Electronic ride-sharing applications, such as Lyft and Uber, are building their fleet of drivers in communities across New York state, in response to the 2018 budget which includes provisions for transportation network companies (TNC) to begin doing business.
Nearly six years after Uber began operating in New York City, ride-sharing is now permitted to start developing outside of the boundaries of the city, and all across small cities and towns statewide.
The victory is a welcome one for apps like Uber, Lyft, Gett, and Via, who utilize electronic networks of drivers and cars to provide quick and cost efficient travel for riders. According to Adrian Durbin, director of communications for Lyft, they are “already recruiting drivers and beginning the background check process,” he said. “We are interested in hearing from people who want to be drivers all across New York.”
The budget includes provisions for ride-sharing companies like Lyft to begin the process of establishing their business in upstate New York, which includes obtaining a license to operate, and purchasing insurance coverage for their drivers. Companies must also conduct criminal background checks on potential drivers and continue to update these checks yearly. Additionally, all cars used by drivers must meet specific safety and emissions requirements.

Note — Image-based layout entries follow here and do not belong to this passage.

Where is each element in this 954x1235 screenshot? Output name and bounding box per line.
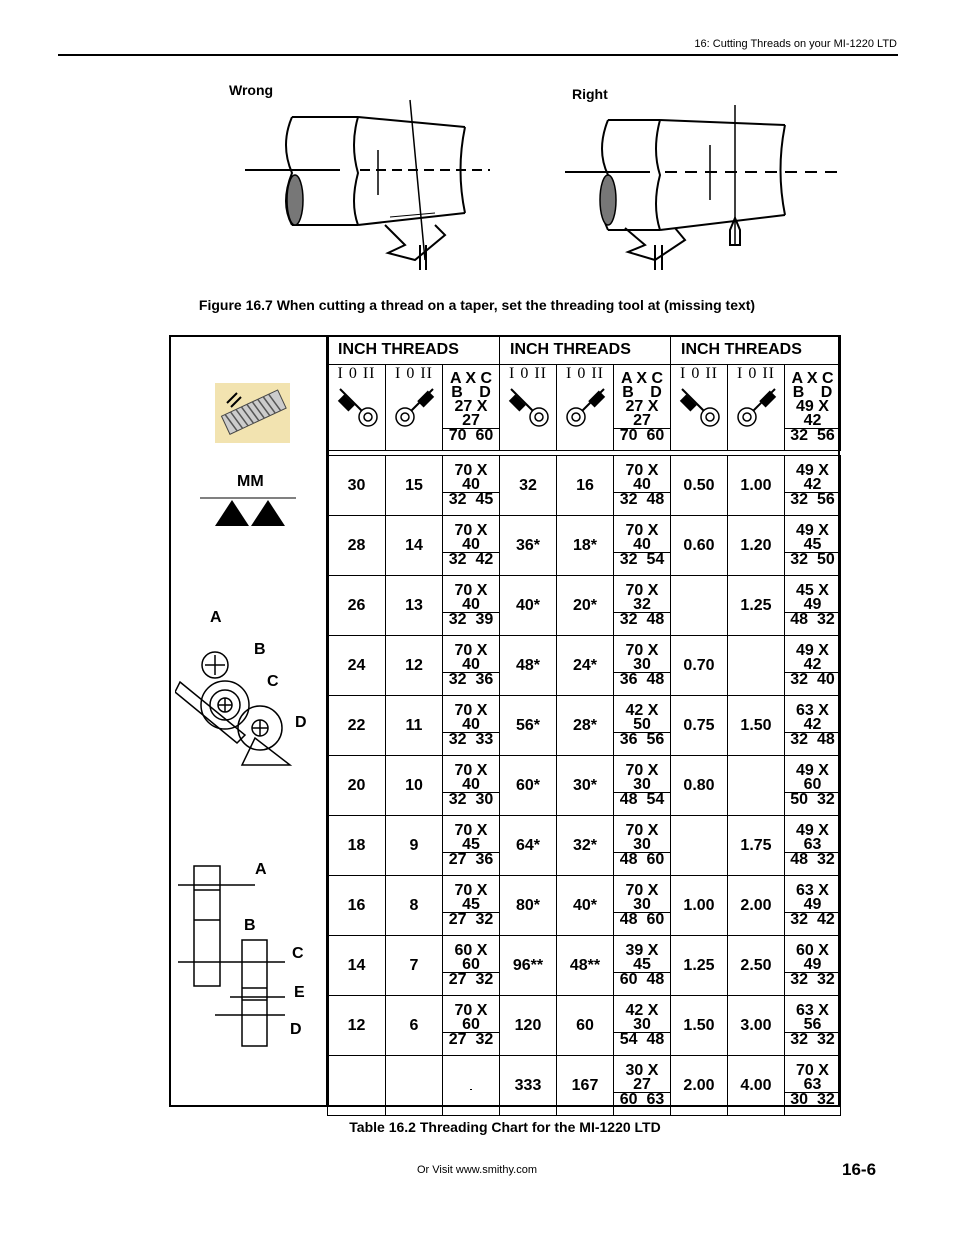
- gear-label-b: B: [254, 641, 266, 658]
- chart-row: [328, 516, 841, 576]
- gear-ratio-cell: [443, 1056, 500, 1116]
- gear-ratio-top: 60 X 49: [785, 944, 840, 973]
- gear-header-top: 27 X 27: [614, 400, 670, 429]
- thread-value-cell: 0.75: [671, 696, 728, 756]
- gear-ratio-cell: [614, 1056, 671, 1116]
- gear-ratio-cell: [785, 456, 841, 516]
- lever-header-cell: [328, 365, 386, 451]
- thread-value-cell: 1.20: [728, 516, 785, 576]
- gear-ratio-top: 70 X 45: [443, 884, 499, 913]
- gear-ratio-bottom: 27 32: [448, 911, 494, 928]
- gear-ratio-top: [470, 1089, 472, 1090]
- lever-right-icon: [389, 383, 439, 433]
- gear-ratio-top: 63 X 42: [785, 704, 840, 733]
- footer-url: Or Visit www.smithy.com: [417, 1164, 537, 1176]
- figure-caption: Figure 16.7 When cutting a thread on a taper, set the threading tool at (missing text): [198, 297, 756, 313]
- running-head: 16: Cutting Threads on your MI-1220 LTD: [694, 38, 897, 50]
- gear-ratio-bottom: 48 60: [619, 851, 665, 868]
- gear-header-bottom: 32 56: [790, 427, 835, 444]
- stack-label-b: B: [244, 917, 256, 934]
- gear-ratio-top: 49 X 45: [785, 524, 840, 553]
- gear-ratio-top: 49 X 63: [785, 824, 840, 853]
- gear-ratio-top: 70 X 60: [443, 1004, 499, 1033]
- thread-value-cell: 36*: [500, 516, 557, 576]
- gear-ratio-cell: [785, 696, 841, 756]
- thread-value-cell: 64*: [500, 816, 557, 876]
- gear-ratio-bottom: 32 36: [448, 671, 494, 688]
- gear-ratio-top: 60 X 60: [443, 944, 499, 973]
- io-label: I 0 II: [509, 365, 547, 382]
- gear-ratio-bottom: 60 48: [619, 971, 665, 988]
- thread-value-cell: 28: [328, 516, 386, 576]
- threaded-rod-icon: [215, 383, 290, 443]
- gear-ratio-top: 39 X 45: [614, 944, 670, 973]
- gear-ratio-cell: [443, 636, 500, 696]
- thread-value-cell: 20: [328, 756, 386, 816]
- gear-ratio-top: 42 X 30: [614, 1004, 670, 1033]
- thread-value-cell: 60: [557, 996, 614, 1056]
- gear-ratio-top: 63 X 56: [785, 1004, 840, 1033]
- gear-ratio-cell: [443, 816, 500, 876]
- gear-ratio-cell: [785, 876, 841, 936]
- gear-ratio-cell: [443, 756, 500, 816]
- gear-ratio-bottom: 32 45: [448, 491, 494, 508]
- gear-ratio-bottom: 32 33: [448, 731, 494, 748]
- gear-ratio-top: 70 X 30: [614, 644, 670, 673]
- gear-ratio-top: 70 X 30: [614, 884, 670, 913]
- gear-ratio-top: 70 X 40: [614, 464, 670, 493]
- thread-value-cell: 40*: [557, 876, 614, 936]
- lever-header-cell: [557, 365, 614, 451]
- gear-ratio-bottom: 50 32: [790, 791, 835, 808]
- lever-header-cell: [728, 365, 785, 451]
- gear-ratio-cell: [785, 516, 841, 576]
- thread-value-cell: 24: [328, 636, 386, 696]
- thread-value-cell: 16: [328, 876, 386, 936]
- gear-ratio-bottom: 32 54: [619, 551, 665, 568]
- chart-row: [328, 816, 841, 876]
- gear-ratio-bottom: 32 30: [448, 791, 494, 808]
- axc-label: A X C: [620, 370, 664, 387]
- gear-ratio-cell: [614, 636, 671, 696]
- chart-row: [328, 696, 841, 756]
- gear-ratio-bottom: 48 32: [790, 611, 835, 628]
- gear-ratio-bottom: 32 48: [790, 731, 835, 748]
- thread-value-cell: 18*: [557, 516, 614, 576]
- thread-value-cell: 22: [328, 696, 386, 756]
- thread-value-cell: 0.50: [671, 456, 728, 516]
- group-title: INCH THREADS: [328, 336, 500, 365]
- gear-stack-diagram: [175, 860, 295, 1050]
- thread-value-cell: 1.50: [671, 996, 728, 1056]
- gear-ratio-cell: [785, 996, 841, 1056]
- gear-header-cell: [785, 365, 841, 451]
- thread-value-cell: 12: [386, 636, 443, 696]
- gear-ratio-cell: [614, 516, 671, 576]
- thread-value-cell: 96**: [500, 936, 557, 996]
- gear-ratio-top: 70 X 32: [614, 584, 670, 613]
- thread-value-cell: 167: [557, 1056, 614, 1116]
- group-title: INCH THREADS: [500, 336, 671, 365]
- thread-value-cell: 8: [386, 876, 443, 936]
- gear-header-top: 27 X 27: [443, 400, 499, 429]
- gear-ratio-cell: [614, 456, 671, 516]
- gear-ratio-bottom: 32 42: [790, 911, 835, 928]
- gear-ratio-top: 70 X 40: [443, 704, 499, 733]
- gear-header-top: 49 X 42: [785, 400, 840, 429]
- gear-ratio-cell: [785, 636, 841, 696]
- gear-header-cell: [614, 365, 671, 451]
- gear-ratio-top: 49 X 42: [785, 464, 840, 493]
- gear-ratio-cell: [614, 816, 671, 876]
- gear-ratio-cell: [785, 576, 841, 636]
- thread-value-cell: [671, 816, 728, 876]
- gear-ratio-cell: [614, 756, 671, 816]
- gear-ratio-bottom: 48 32: [790, 851, 835, 868]
- thread-value-cell: 1.00: [728, 456, 785, 516]
- lever-left-icon: [674, 383, 724, 433]
- chart-row: [328, 576, 841, 636]
- io-label: I 0 II: [395, 365, 433, 382]
- axc-label: A X C: [449, 370, 493, 387]
- gear-ratio-bottom: 27 36: [448, 851, 494, 868]
- thread-value-cell: [671, 576, 728, 636]
- threading-chart: [327, 335, 841, 1116]
- gear-header-cell: [443, 365, 500, 451]
- lever-header-cell: [671, 365, 728, 451]
- thread-value-cell: 80*: [500, 876, 557, 936]
- gear-ratio-cell: [614, 876, 671, 936]
- thread-value-cell: 16: [557, 456, 614, 516]
- thread-value-cell: [728, 756, 785, 816]
- gear-ratio-top: 70 X 45: [443, 824, 499, 853]
- thread-value-cell: 9: [386, 816, 443, 876]
- thread-value-cell: 32*: [557, 816, 614, 876]
- gear-ratio-bottom: 54 48: [619, 1031, 665, 1048]
- gear-ratio-bottom: 48 54: [619, 791, 665, 808]
- gear-ratio-bottom: 60 63: [619, 1091, 665, 1108]
- gear-ratio-bottom: 32 48: [619, 611, 665, 628]
- chart-row: [328, 636, 841, 696]
- thread-value-cell: 30*: [557, 756, 614, 816]
- chart-row: [328, 936, 841, 996]
- chart-row: [328, 456, 841, 516]
- gear-ratio-top: 70 X 40: [443, 464, 499, 493]
- thread-value-cell: 1.00: [671, 876, 728, 936]
- thread-value-cell: 1.50: [728, 696, 785, 756]
- gear-ratio-bottom: 36 48: [619, 671, 665, 688]
- gear-ratio-cell: [614, 696, 671, 756]
- gear-ratio-cell: [443, 696, 500, 756]
- mm-label: MM: [237, 473, 264, 490]
- thread-value-cell: 4.00: [728, 1056, 785, 1116]
- right-taper-drawing: [560, 100, 845, 275]
- io-label: I 0 II: [737, 365, 775, 382]
- wrong-label: Wrong: [229, 82, 274, 98]
- gear-ratio-cell: [614, 576, 671, 636]
- bd-label: B D: [792, 384, 833, 401]
- chart-row: [328, 996, 841, 1056]
- chart-row: [328, 876, 841, 936]
- right-label: Right: [572, 86, 608, 102]
- lever-right-icon: [731, 383, 781, 433]
- gear-header-bottom: 70 60: [619, 427, 665, 444]
- gear-ratio-bottom: 32 40: [790, 671, 835, 688]
- chart-row: [328, 1056, 841, 1116]
- gear-ratio-bottom: 32 56: [790, 491, 835, 508]
- gear-ratio-cell: [785, 756, 841, 816]
- lever-left-icon: [332, 383, 382, 433]
- thread-value-cell: 0.80: [671, 756, 728, 816]
- thread-value-cell: [386, 1056, 443, 1116]
- thread-value-cell: 6: [386, 996, 443, 1056]
- table-caption: Table 16.2 Threading Chart for the MI-1220 LTD: [349, 1119, 661, 1135]
- gear-ratio-bottom: 30 32: [790, 1091, 835, 1108]
- thread-value-cell: 15: [386, 456, 443, 516]
- gear-ratio-bottom: 32 48: [619, 491, 665, 508]
- gear-ratio-bottom: 32 42: [448, 551, 494, 568]
- thread-value-cell: 32: [500, 456, 557, 516]
- gear-ratio-top: 70 X 40: [614, 524, 670, 553]
- axc-label: A X C: [791, 370, 834, 387]
- gear-ratio-bottom: 32 39: [448, 611, 494, 628]
- lever-left-icon: [503, 383, 553, 433]
- thread-value-cell: 2.00: [671, 1056, 728, 1116]
- lever-header-cell: [386, 365, 443, 451]
- gear-ratio-bottom: 48 60: [619, 911, 665, 928]
- chart-group-header-row: [328, 336, 841, 365]
- io-label: I 0 II: [337, 365, 376, 382]
- bd-label: B D: [451, 384, 491, 401]
- thread-value-cell: 60*: [500, 756, 557, 816]
- thread-value-cell: 7: [386, 936, 443, 996]
- lever-header-cell: [500, 365, 557, 451]
- gear-ratio-bottom: 32 32: [790, 971, 835, 988]
- stack-label-d: D: [290, 1021, 302, 1038]
- gear-ratio-bottom: 32 32: [790, 1031, 835, 1048]
- thread-value-cell: 30: [328, 456, 386, 516]
- thread-value-cell: 20*: [557, 576, 614, 636]
- io-label: I 0 II: [566, 365, 604, 382]
- chart-row: [328, 756, 841, 816]
- gear-ratio-top: 70 X 30: [614, 824, 670, 853]
- gear-ratio-cell: [443, 936, 500, 996]
- gear-ratio-top: 42 X 50: [614, 704, 670, 733]
- bd-label: B D: [622, 384, 662, 401]
- chart-icon-header-row: [328, 365, 841, 451]
- stack-label-a: A: [255, 861, 267, 878]
- gear-ratio-cell: [443, 996, 500, 1056]
- gear-ratio-cell: [785, 1056, 841, 1116]
- gear-ratio-cell: [614, 996, 671, 1056]
- thread-value-cell: [328, 1056, 386, 1116]
- gear-ratio-top: 70 X 40: [443, 764, 499, 793]
- thread-value-cell: 40*: [500, 576, 557, 636]
- thread-value-cell: 12: [328, 996, 386, 1056]
- gear-ratio-top: 45 X 49: [785, 584, 840, 613]
- chart-body: [328, 456, 841, 1116]
- gear-ratio-bottom: 36 56: [619, 731, 665, 748]
- gear-train-diagram: [175, 640, 295, 770]
- gear-ratio-cell: [443, 516, 500, 576]
- gear-ratio-cell: [614, 936, 671, 996]
- gear-ratio-cell: [443, 456, 500, 516]
- thread-value-cell: 11: [386, 696, 443, 756]
- gear-ratio-top: 70 X 30: [614, 764, 670, 793]
- thread-value-cell: 18: [328, 816, 386, 876]
- gear-ratio-top: 70 X 40: [443, 644, 499, 673]
- thread-value-cell: 120: [500, 996, 557, 1056]
- gear-ratio-top: 63 X 49: [785, 884, 840, 913]
- thread-value-cell: 28*: [557, 696, 614, 756]
- thread-value-cell: 0.60: [671, 516, 728, 576]
- thread-value-cell: 0.70: [671, 636, 728, 696]
- gear-header-bottom: 70 60: [448, 427, 494, 444]
- gear-ratio-top: 70 X 63: [785, 1064, 840, 1093]
- thread-value-cell: 10: [386, 756, 443, 816]
- gear-label-a: A: [210, 609, 222, 626]
- thread-value-cell: [728, 636, 785, 696]
- header-rule: [58, 54, 898, 56]
- gear-ratio-top: 70 X 40: [443, 524, 499, 553]
- thread-value-cell: 1.25: [728, 576, 785, 636]
- gear-ratio-bottom: 27 32: [448, 1031, 494, 1048]
- gear-ratio-cell: [443, 576, 500, 636]
- thread-value-cell: 14: [328, 936, 386, 996]
- gear-ratio-cell: [785, 936, 841, 996]
- thread-value-cell: 1.25: [671, 936, 728, 996]
- thread-value-cell: 2.00: [728, 876, 785, 936]
- thread-value-cell: 333: [500, 1056, 557, 1116]
- stack-label-c: C: [292, 945, 304, 962]
- thread-value-cell: 48**: [557, 936, 614, 996]
- gear-ratio-top: 49 X 60: [785, 764, 840, 793]
- thread-profile-icon: [200, 495, 300, 527]
- page-number: 16-6: [842, 1160, 877, 1179]
- thread-value-cell: 1.75: [728, 816, 785, 876]
- thread-value-cell: 48*: [500, 636, 557, 696]
- gear-label-d: D: [295, 714, 307, 731]
- gear-ratio-bottom: 32 50: [790, 551, 835, 568]
- io-label: I 0 II: [680, 365, 718, 382]
- thread-value-cell: 2.50: [728, 936, 785, 996]
- gear-ratio-cell: [785, 816, 841, 876]
- thread-value-cell: 56*: [500, 696, 557, 756]
- thread-value-cell: 26: [328, 576, 386, 636]
- stack-label-e: E: [294, 984, 305, 1001]
- gear-ratio-cell: [443, 876, 500, 936]
- gear-ratio-bottom: 27 32: [448, 971, 494, 988]
- gear-ratio-top: 70 X 40: [443, 584, 499, 613]
- gear-ratio-top: 49 X 42: [785, 644, 840, 673]
- thread-value-cell: 3.00: [728, 996, 785, 1056]
- lever-right-icon: [560, 383, 610, 433]
- thread-value-cell: 14: [386, 516, 443, 576]
- gear-ratio-top: 30 X 27: [614, 1064, 670, 1093]
- group-title: INCH THREADS: [671, 336, 841, 365]
- thread-value-cell: 24*: [557, 636, 614, 696]
- gear-label-c: C: [267, 673, 279, 690]
- thread-value-cell: 13: [386, 576, 443, 636]
- wrong-taper-drawing: [240, 95, 500, 280]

The budget bill, (A3009C, S2009C) also requires the establishment of a TNC accessibility task force and review board within the next 30 days in order to lay out further provisions as they become necessary.
Each county across the state, and cities with over 100,000 residents are permitted to disallow TNCs within their boundaries. Durbin says that small cities should consider the economic and safety benefit of ridesharing to their communities. “Just last year, there was a $750 million economic spur across cities that have ridesharing,” he said. The option of requesting a ride at the end of the night can motivate people to visit restaurants and bars without worrying about being too drunk to drive.
“Several studies across the country have found that instances of DUI are significantly lower in places where ridesharing is introduced,” Durbin said. A study completed by Jessica Peck, an economics Ph.D., found that in New York City, instances of alcohol related collision saw a decrease of 25 to 30 percent since the introduction of Uber in 2011.
Leaders from small cities across New York fought to permit ridesharing throughout the state, given the economic benefits it can bring to their communities. “I have been eager to bring ridesharing and its job creating potential to Rochester,” Mayor Lovely Warren of Rochester said. “Opening more transportation opportunities for our residents will directly benefit milennials, our neighbors living in poverty, and our entire community. Ridesharing services like Uber and Lyft will bring more job creating opportunities to our city and its residents.”